At the intersection of sequence modeling and domain adaptation, we noticed an interesting paper entitled Variational Recurrent Adversarial Deep Domain Adaptation, by Purushotham and coauthors. They propose adapting the Domain-Adversarial Neural Networks model of Ganin et al (2016) to RNNs. They use it on top of a variational RNN, and show they can do transfer learning while capturing complex temporal relationships on healthcare datasets.
In Deep Probabilistic Programming, Dustin Tran and his co-authors present Edward, a probabilistic programming language. Edward is built on TensorFlow, and provides functionality for probabilistic modeling, inference, and model evaluation. In addition to describing the design of the language, the paper includes a number of examples of how to implement several standard models, such as a variational auto-encoder, Bayesian RNN, and a Gaussian Mixture Model. We have recently experimented with using Edward for small-scale model prototyping and inference tasks, and look forward to using Edward in larger scale experiments.
The paper Unsupervised and Scalable Algorithm for Learning Node Representations shows how to use Skip-gram model to learn node vector representations that later could be used for link prediction and related tasks. It’s closely related to the Node2Vec algorithm published last year, but reports better results. Although the title says that it’s scalable, the experiments in both papers were conducted on graphs with at most 20,000 nodes and 200,000 edges, which is modest compared to the graphs that we usually have to deal with. Today we work with graphs of more than 2 billion nodes, but algorithms for link predictions that could scale to data of that size are limited in their ability to use the graph structure to make better predictions, since they generally consider only node-to-node relationships. It would be interesting to see further work on scalable algorithms that can efficiently leverage the internal structure of the graph.
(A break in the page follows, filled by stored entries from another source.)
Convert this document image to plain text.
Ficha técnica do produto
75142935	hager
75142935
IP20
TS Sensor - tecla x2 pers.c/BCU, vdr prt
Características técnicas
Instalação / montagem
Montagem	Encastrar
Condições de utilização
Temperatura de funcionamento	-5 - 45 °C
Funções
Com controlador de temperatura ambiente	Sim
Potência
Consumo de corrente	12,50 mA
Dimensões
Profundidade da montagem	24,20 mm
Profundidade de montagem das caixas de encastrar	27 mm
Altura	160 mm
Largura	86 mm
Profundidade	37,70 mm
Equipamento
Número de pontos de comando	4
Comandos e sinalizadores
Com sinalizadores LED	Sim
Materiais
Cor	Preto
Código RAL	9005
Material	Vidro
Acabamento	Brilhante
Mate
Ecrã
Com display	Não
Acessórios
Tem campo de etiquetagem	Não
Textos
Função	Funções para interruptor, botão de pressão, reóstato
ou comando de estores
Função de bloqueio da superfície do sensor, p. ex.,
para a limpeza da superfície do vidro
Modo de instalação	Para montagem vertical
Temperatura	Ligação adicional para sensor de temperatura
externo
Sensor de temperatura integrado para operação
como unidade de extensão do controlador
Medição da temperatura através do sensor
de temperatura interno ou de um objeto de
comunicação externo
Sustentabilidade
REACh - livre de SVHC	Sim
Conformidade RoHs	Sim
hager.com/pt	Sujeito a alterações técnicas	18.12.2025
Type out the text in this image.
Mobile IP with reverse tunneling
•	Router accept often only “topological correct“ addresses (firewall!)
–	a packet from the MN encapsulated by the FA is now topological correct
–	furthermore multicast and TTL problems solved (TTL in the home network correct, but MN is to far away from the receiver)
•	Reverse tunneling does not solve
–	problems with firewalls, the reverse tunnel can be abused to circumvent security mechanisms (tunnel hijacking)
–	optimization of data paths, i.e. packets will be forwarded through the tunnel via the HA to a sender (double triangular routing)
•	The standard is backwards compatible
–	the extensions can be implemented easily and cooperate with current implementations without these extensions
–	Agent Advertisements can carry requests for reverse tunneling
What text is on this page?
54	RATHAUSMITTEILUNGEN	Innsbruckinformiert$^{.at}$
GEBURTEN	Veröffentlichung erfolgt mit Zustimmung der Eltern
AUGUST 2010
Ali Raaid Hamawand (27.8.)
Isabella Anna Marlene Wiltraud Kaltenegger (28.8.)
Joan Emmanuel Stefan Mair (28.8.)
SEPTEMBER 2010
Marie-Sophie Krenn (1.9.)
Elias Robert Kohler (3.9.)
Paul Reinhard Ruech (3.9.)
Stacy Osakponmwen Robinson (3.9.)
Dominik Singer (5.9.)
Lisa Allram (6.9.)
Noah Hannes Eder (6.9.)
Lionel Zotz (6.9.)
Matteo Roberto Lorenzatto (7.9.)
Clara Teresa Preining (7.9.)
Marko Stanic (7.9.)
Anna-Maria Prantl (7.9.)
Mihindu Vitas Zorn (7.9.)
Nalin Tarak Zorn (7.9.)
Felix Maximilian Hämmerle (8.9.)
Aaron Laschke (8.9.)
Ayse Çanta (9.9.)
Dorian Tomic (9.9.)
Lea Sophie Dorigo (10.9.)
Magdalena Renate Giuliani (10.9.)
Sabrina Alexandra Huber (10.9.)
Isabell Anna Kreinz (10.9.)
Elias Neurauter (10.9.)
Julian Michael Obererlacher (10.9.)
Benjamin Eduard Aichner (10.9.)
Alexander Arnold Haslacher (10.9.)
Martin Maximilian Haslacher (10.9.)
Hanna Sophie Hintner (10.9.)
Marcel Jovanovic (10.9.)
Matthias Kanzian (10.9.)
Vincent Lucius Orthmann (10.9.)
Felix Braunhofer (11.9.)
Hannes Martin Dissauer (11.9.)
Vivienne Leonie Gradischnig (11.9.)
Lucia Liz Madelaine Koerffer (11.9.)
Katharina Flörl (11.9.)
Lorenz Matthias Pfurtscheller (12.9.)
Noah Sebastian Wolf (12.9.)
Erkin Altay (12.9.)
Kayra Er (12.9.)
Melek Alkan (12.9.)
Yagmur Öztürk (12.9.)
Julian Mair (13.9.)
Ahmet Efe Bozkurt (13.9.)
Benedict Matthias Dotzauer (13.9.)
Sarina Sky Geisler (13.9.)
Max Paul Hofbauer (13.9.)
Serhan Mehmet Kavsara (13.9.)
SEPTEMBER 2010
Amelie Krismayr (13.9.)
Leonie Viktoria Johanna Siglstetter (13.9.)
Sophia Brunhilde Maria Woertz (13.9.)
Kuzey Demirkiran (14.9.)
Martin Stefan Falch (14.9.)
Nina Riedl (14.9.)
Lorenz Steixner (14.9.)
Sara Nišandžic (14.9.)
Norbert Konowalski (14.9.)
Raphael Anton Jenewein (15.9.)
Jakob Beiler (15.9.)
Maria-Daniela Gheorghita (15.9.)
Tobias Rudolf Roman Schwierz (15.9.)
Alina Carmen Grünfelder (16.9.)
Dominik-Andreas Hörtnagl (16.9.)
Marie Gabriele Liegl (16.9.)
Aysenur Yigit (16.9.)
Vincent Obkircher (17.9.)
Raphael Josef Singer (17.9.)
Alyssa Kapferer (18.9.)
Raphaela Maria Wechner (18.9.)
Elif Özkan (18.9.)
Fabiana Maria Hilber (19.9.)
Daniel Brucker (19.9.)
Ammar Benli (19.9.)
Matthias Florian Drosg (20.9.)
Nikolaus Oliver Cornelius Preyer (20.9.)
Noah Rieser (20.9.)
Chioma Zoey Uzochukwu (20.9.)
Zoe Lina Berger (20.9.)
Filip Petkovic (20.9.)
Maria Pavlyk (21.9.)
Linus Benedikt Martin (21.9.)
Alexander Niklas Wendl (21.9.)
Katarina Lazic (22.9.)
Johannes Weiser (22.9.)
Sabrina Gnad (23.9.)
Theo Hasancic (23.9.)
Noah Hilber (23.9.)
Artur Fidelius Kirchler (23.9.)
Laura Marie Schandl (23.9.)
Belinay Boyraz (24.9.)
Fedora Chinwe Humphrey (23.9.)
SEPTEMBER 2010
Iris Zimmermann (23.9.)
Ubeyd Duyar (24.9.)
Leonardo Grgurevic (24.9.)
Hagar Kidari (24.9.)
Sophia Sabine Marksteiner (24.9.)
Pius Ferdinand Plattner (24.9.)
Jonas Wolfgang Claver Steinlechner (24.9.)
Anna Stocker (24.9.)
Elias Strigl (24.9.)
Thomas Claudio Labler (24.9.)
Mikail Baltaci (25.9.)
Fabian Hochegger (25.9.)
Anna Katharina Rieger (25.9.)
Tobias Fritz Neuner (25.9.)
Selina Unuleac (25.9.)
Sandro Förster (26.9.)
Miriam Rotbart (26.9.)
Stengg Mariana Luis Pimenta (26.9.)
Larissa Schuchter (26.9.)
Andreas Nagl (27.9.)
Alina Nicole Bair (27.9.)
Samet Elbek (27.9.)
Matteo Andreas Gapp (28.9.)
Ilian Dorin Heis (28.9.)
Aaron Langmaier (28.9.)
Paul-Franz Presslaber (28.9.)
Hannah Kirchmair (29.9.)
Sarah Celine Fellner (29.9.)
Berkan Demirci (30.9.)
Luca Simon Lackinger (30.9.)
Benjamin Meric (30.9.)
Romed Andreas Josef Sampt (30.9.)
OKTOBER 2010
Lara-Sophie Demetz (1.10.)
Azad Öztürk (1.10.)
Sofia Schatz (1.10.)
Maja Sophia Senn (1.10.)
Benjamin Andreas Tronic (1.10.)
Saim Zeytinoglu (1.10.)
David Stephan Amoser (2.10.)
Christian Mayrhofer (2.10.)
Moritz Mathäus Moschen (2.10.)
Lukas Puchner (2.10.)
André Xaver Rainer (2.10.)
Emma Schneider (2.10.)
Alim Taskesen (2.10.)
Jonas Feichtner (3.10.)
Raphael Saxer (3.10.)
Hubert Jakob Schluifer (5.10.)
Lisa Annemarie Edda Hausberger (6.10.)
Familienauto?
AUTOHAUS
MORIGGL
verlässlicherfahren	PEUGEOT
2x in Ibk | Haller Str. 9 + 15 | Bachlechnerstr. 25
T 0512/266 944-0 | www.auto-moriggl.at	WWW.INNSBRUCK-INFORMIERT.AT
One of our colleagues at Criteo AI Lab, Minmin Chen, presented the paper Efficient Vector Representation for Documents through Corruption, which introduces a new model architecture to generate vector representations for text. It uses a corruption model that acts as a data-dependent regularizer, which favors low frequency / highly discriminative words, while forcing the embeddings of frequent and non-informative words to be close to zero. It produces word embeddings that significantly improve the embeddings learned by Word2Vec. The simplicity of the model enables training on billions of words per hour on a single machine. At the same time, it is very efficient in generating representations of unseen documents at test time, in contrast to existing methods such as paragraph vectors or skip-thought vectors. The model yields high-quality document representations for a wide variety of tasks such as sentiment analysis, document classification, and semantic relatedness.
Criteo Cocktail Party
On the first night of the conference, Criteo hosted a cocktail party at the National Maritime Museum in Toulon. A number of prominent individuals from academia and industry gathered to hear about research at Criteo, discuss machine learning and topics related to the conference, and get to know one another in an informal setting. Attendees also enjoyed some great food and cocktails, as well as impressive exhibits on French naval history. Hats off to our events team for organizing a great event.
We look forward to participating in ICLR 2018!